Ia juga menyebut bahwa di desa peniti ada Satu dusun yang mayoritas penduduknya suku Dayak yang belum Memiliki Rumah adat yang memadai yaitu Dusun Seguri Merah air dan berharap bisa di perhatikan oleh pemerintah Daerah di tahun Mendatang
Ia juga berpesan kepada generasi muda agar bangga menjadi pewaris nilai luhur leluhur. “Pelajarilah budaya, hormatilah adat, dan jadilah generasi tangguh yang mampu memadukan kearifan lokal dengan semangat inovasi. Gunakan ilmu dan teknologi untuk memperkenalkan budaya kita ,” Pesannya
Sementara itu, Bupati Sekadau Aron,SH.dalam kesempatan tersebut menyampaikan apresiasi dan rasa bangga atas selesainya pembangunan Rumah Adat Dayak Ketungau tesaek sebagai representasi nyata semangat kebersamaan masyarakat adat di Kampung Serasau
“Rumah Adat ini bukan hanya milik masyarakat Ketungau tesaek, tetapi menjadi warisan budaya bersama yang memperkaya identitas Sekadau sebagai rumah besar bagi beragam suku dan budaya,” ujarnya.
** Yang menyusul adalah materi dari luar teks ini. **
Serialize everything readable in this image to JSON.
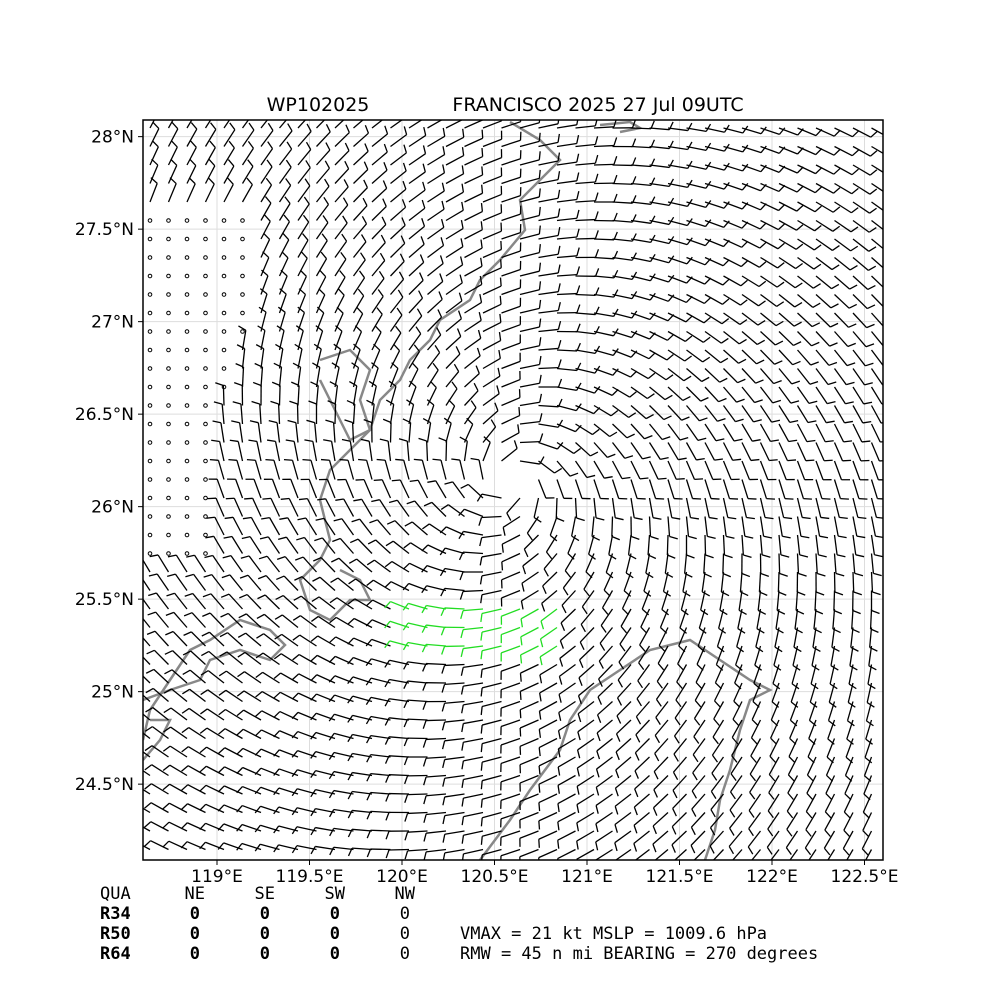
{
  "map": {
    "title_left": "WP102025",
    "title_right": "FRANCISCO 2025 27 Jul 09UTC",
    "xlim": [
      118.6,
      122.6
    ],
    "ylim": [
      24.09,
      28.09
    ],
    "xticks": [
      {
        "value": 119,
        "label": "119°E"
      },
      {
        "value": 119.5,
        "label": "119.5°E"
      },
      {
        "value": 120,
        "label": "120°E"
      },
      {
        "value": 120.5,
        "label": "120.5°E"
      },
      {
        "value": 121,
        "label": "121°E"
      },
      {
        "value": 121.5,
        "label": "121.5°E"
      },
      {
        "value": 122,
        "label": "122°E"
      },
      {
        "value": 122.5,
        "label": "122.5°E"
      }
    ],
    "yticks": [
      {
        "value": 24.5,
        "label": "24.5°N"
      },
      {
        "value": 25,
        "label": "25°N"
      },
      {
        "value": 25.5,
        "label": "25.5°N"
      },
      {
        "value": 26,
        "label": "26°N"
      },
      {
        "value": 26.5,
        "label": "26.5°N"
      },
      {
        "value": 27,
        "label": "27°N"
      },
      {
        "value": 27.5,
        "label": "27.5°N"
      },
      {
        "value": 28,
        "label": "28°N"
      }
    ],
    "grid": true
  },
  "quadrant_table": {
    "header": [
      "QUA",
      "NE",
      "SE",
      "SW",
      "NW"
    ],
    "rows": [
      [
        "R34",
        0,
        0,
        0,
        0
      ],
      [
        "R50",
        0,
        0,
        0,
        0
      ],
      [
        "R64",
        0,
        0,
        0,
        0
      ]
    ]
  },
  "stats": [
    "VMAX =  21 kt MSLP = 1009.6 hPa",
    "RMW =  45 n mi BEARING = 270 degrees"
  ]
}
Bupati juga menekankan pentingnya menjaga nilai-nilai Rumah Adat sebagai pedoman hidup masyarakat Dayak yang menjunjung tinggi gotong royong, musyawarah, dan persaudaraan.
“Rumah Adat adalah simbol persatuan dan kekuatan kita. Dari sinilah semangat harmoni, solidaritas, dan kebersamaan tumbuh. Saya berharap Rumah Adat ini dapat menjadi ruang hidup budaya yang terus menginspirasi generasi muda untuk mencintai dan melestarikan adatnya,” ungkapnya.
Pemerintah Kabupaten Sekadau berkomitmen untuk terus mendukung pelestarian budaya lokal sebagai bagian dari pembangunan manusia yang berkarakter dan berkepribadian. “Kebudayaan adalah identitas dan kekuatan daerah. Melalui pelestarian nilai-nilai seperti ini, kita menjaga jati diri sekaligus memperkuat semangat nasionalisme,"tutupnya.
Pada kegiatan tersebut Turut hadir Sekjend DAD Kabupaten Sekadau,DAD Kecamatan Sekadau Hilir, camat Sekadau Hilir,Danramil Sekadau hilir,Valentinus anggota DPRD, Bernadus Mochtar anggota DPRD, kadis LH, kadis Sosial, kadis SP, Kabid Kebudayaan, kepala Desa Peniti, kepala Dusun Peniti, pastor paroki Santo Pertrus dan Paulus Rasul, dan para tamu undangan lainya, (BBG)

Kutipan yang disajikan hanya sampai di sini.